„Kamala IS brat“
Die Präsidentschaftskandidatur der US-amerikanischen Politikerin Kamala Harris hat in den klassischen wie in den sozialen Medien ein lautes Echo ausgelöst. Als aktuelle Vize-Präsidentin wurde sie von den Demokraten mit einem deutlichen Ergebnis als Nachfolgerin von Joe Biden gewählt, um noch in diesem Jahr für die US-Präsidentschaft zu kandidieren. Harris tritt gegen den ehemaligen US-Präsidenten Donald Trump an.

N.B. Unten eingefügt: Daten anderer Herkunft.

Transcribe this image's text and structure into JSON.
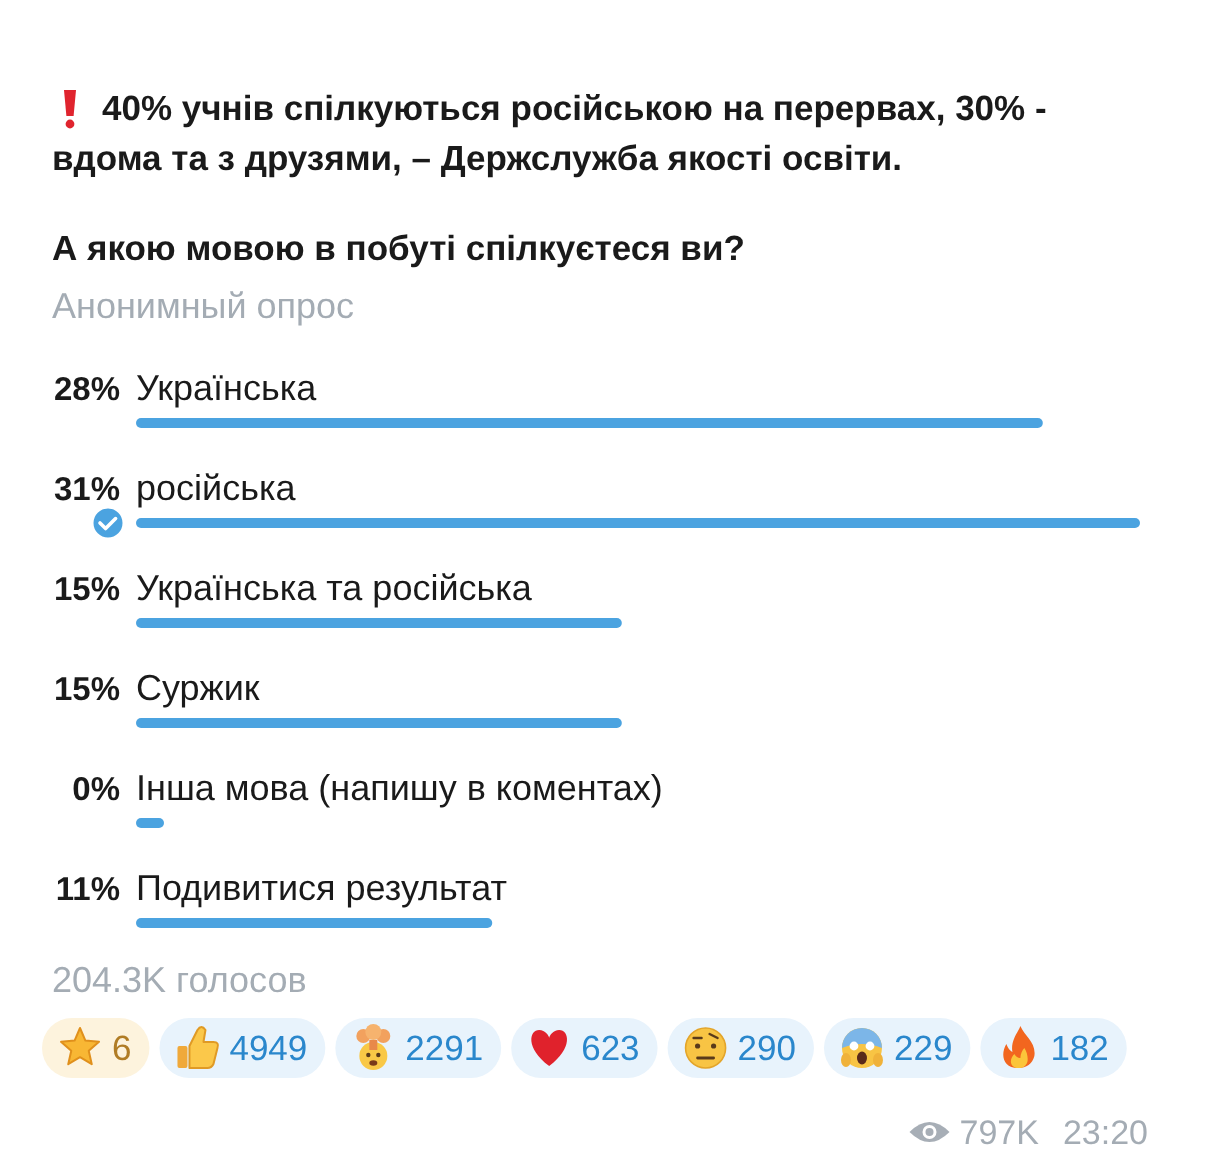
{
  "chart_data": {
    "type": "bar",
    "orientation": "horizontal",
    "title": "40% учнів спілкуються російською на перервах, 30% - вдома та з друзями, – Держслужба якості освіти.",
    "subtitle": "А якою мовою в побуті спілкуєтеся ви?",
    "categories": [
      "Українська",
      "російська",
      "Українська та російська",
      "Суржик",
      "Інша мова (напишу в коментах)",
      "Подивитися результат"
    ],
    "values": [
      28,
      31,
      15,
      15,
      0,
      11
    ],
    "value_labels": [
      "28%",
      "31%",
      "15%",
      "15%",
      "0%",
      "11%"
    ],
    "color": "#4ba3e0",
    "annotations": [
      "Анонимный опрос",
      "204.3K голосов",
      "6",
      "4949",
      "2291",
      "623",
      "290",
      "229",
      "182",
      "797K",
      "23:20"
    ]
  }
}
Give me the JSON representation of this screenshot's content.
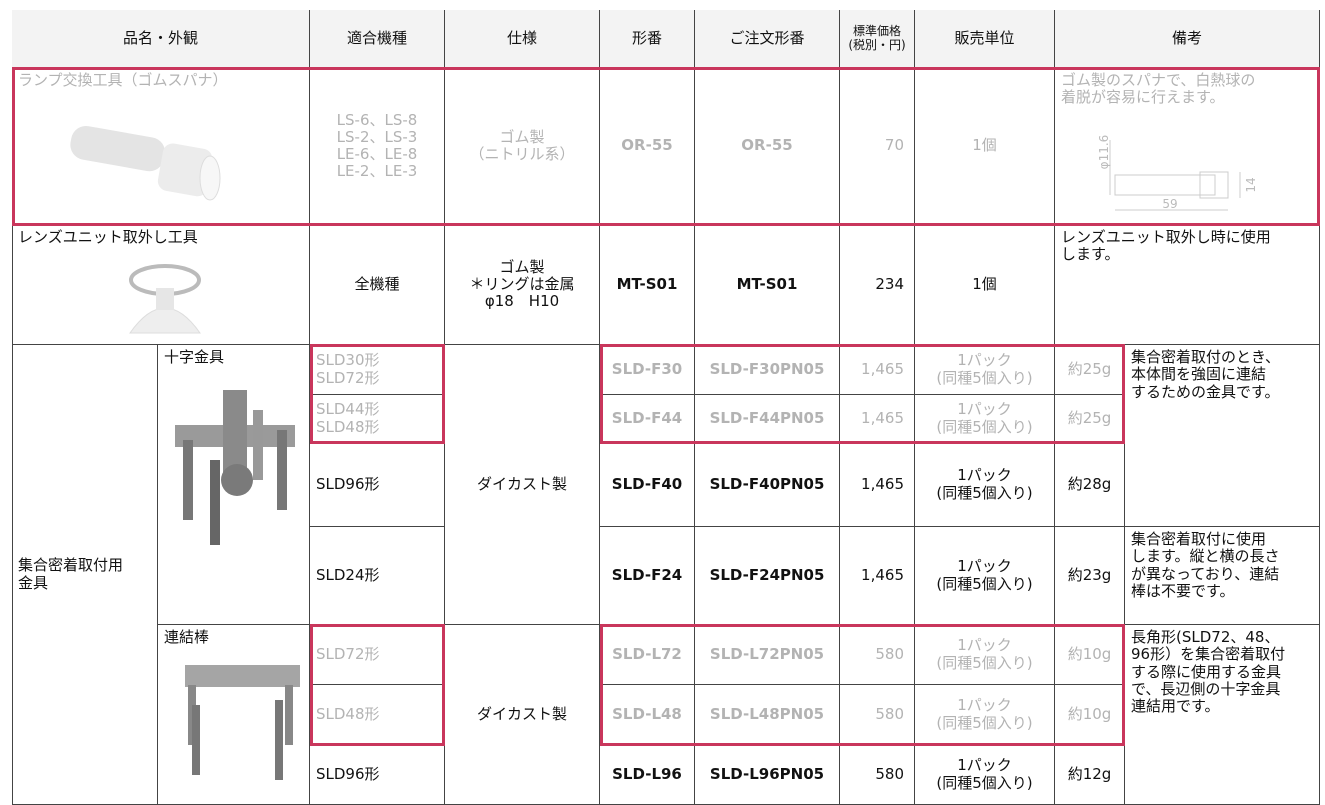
{
  "header": [
    "品名・外観",
    "適合機種",
    "仕様",
    "形番",
    "ご注文形番",
    "標準価格\n(税別・円)",
    "販売単位",
    "備考"
  ],
  "rows": [
    {
      "name": "ランプ交換工具（ゴムスパナ）",
      "models": "LS-6、LS-8\nLS-2、LS-3\nLE-6、LE-8\nLE-2、LE-3",
      "spec": "ゴム製\n（ニトリル系）",
      "type": "OR-55",
      "order": "OR-55",
      "price": "70",
      "unit": "1個",
      "note": "ゴム製のスパナで、白熱球の\n着脱が容易に行えます。",
      "dims": [
        "φ11.6",
        "14",
        "59"
      ]
    },
    {
      "name": "レンズユニット取外し工具",
      "models": "全機種",
      "spec": "ゴム製\n＊リングは金属\nφ18　H10",
      "type": "MT-S01",
      "order": "MT-S01",
      "price": "234",
      "unit": "1個",
      "note": "レンズユニット取外し時に使用\nします。"
    }
  ],
  "group": {
    "name": "集合密着取付用\n金具",
    "subgroups": [
      {
        "name": "十字金具",
        "spec": "ダイカスト製",
        "items": [
          {
            "models": "SLD30形\nSLD72形",
            "type": "SLD-F30",
            "order": "SLD-F30PN05",
            "price": "1,465",
            "unit": "1パック\n(同種5個入り)",
            "weight": "約25g"
          },
          {
            "models": "SLD44形\nSLD48形",
            "type": "SLD-F44",
            "order": "SLD-F44PN05",
            "price": "1,465",
            "unit": "1パック\n(同種5個入り)",
            "weight": "約25g"
          },
          {
            "models": "SLD96形",
            "type": "SLD-F40",
            "order": "SLD-F40PN05",
            "price": "1,465",
            "unit": "1パック\n(同種5個入り)",
            "weight": "約28g"
          },
          {
            "models": "SLD24形",
            "type": "SLD-F24",
            "order": "SLD-F24PN05",
            "price": "1,465",
            "unit": "1パック\n(同種5個入り)",
            "weight": "約23g"
          }
        ]
      },
      {
        "name": "連結棒",
        "spec": "ダイカスト製",
        "items": [
          {
            "models": "SLD72形",
            "type": "SLD-L72",
            "order": "SLD-L72PN05",
            "price": "580",
            "unit": "1パック\n(同種5個入り)",
            "weight": "約10g"
          },
          {
            "models": "SLD48形",
            "type": "SLD-L48",
            "order": "SLD-L48PN05",
            "price": "580",
            "unit": "1パック\n(同種5個入り)",
            "weight": "約10g"
          },
          {
            "models": "SLD96形",
            "type": "SLD-L96",
            "order": "SLD-L96PN05",
            "price": "580",
            "unit": "1パック\n(同種5個入り)",
            "weight": "約12g"
          }
        ]
      }
    ],
    "notes": [
      "集合密着取付のとき、\n本体間を強固に連結\nするための金具です。",
      "集合密着取付に使用\nします。縦と横の長さ\nが異なっており、連結\n棒は不要です。",
      "長角形(SLD72、48、\n96形）を集合密着取付\nする際に使用する金具\nで、長辺側の十字金具\n連結用です。"
    ]
  }
}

Die beiden Kandidat:innen verfolgen in ihren Wahlkämpfen sehr unterschiedliche Strategien. Trump hat in seiner ersten Amtszeit als US-Präsident bewusst zu Spannungen und Polarisierungen in der US-amerikanischen Gesellschaft beigetragen. Bisher setzt er auch in diesem Wahlkampf erneut auf eine provokante Strategie im Umgang mit seinen Konkurrent:innen – eine Vorgehensweise, die ihn bereits einmal zum Erfolg geführt hat. Harris wiederum scheint Trump inhaltlich eine prägnante Position entgegensetzen zu wollen und plant, das Recht auf Schwangerschaftsabbrüche zu einem zentralen Thema ihrer Kampagne zu machen.1 Mit einer klaren Positionierung für ein Selbstbestimmungsrecht für Frauen nutzt Harris selbst ein viel debattiertes Thema in den USA, um Aufmerksamkeit für ihre Vorhaben zu erregen. Harris will zeigen, wofür sie steht – und unterscheidet sich so von der zurückhaltenden Kommunikation eines Joe Biden, der polarisierende Themen in seinen Ansprachen tendenziell auslässt.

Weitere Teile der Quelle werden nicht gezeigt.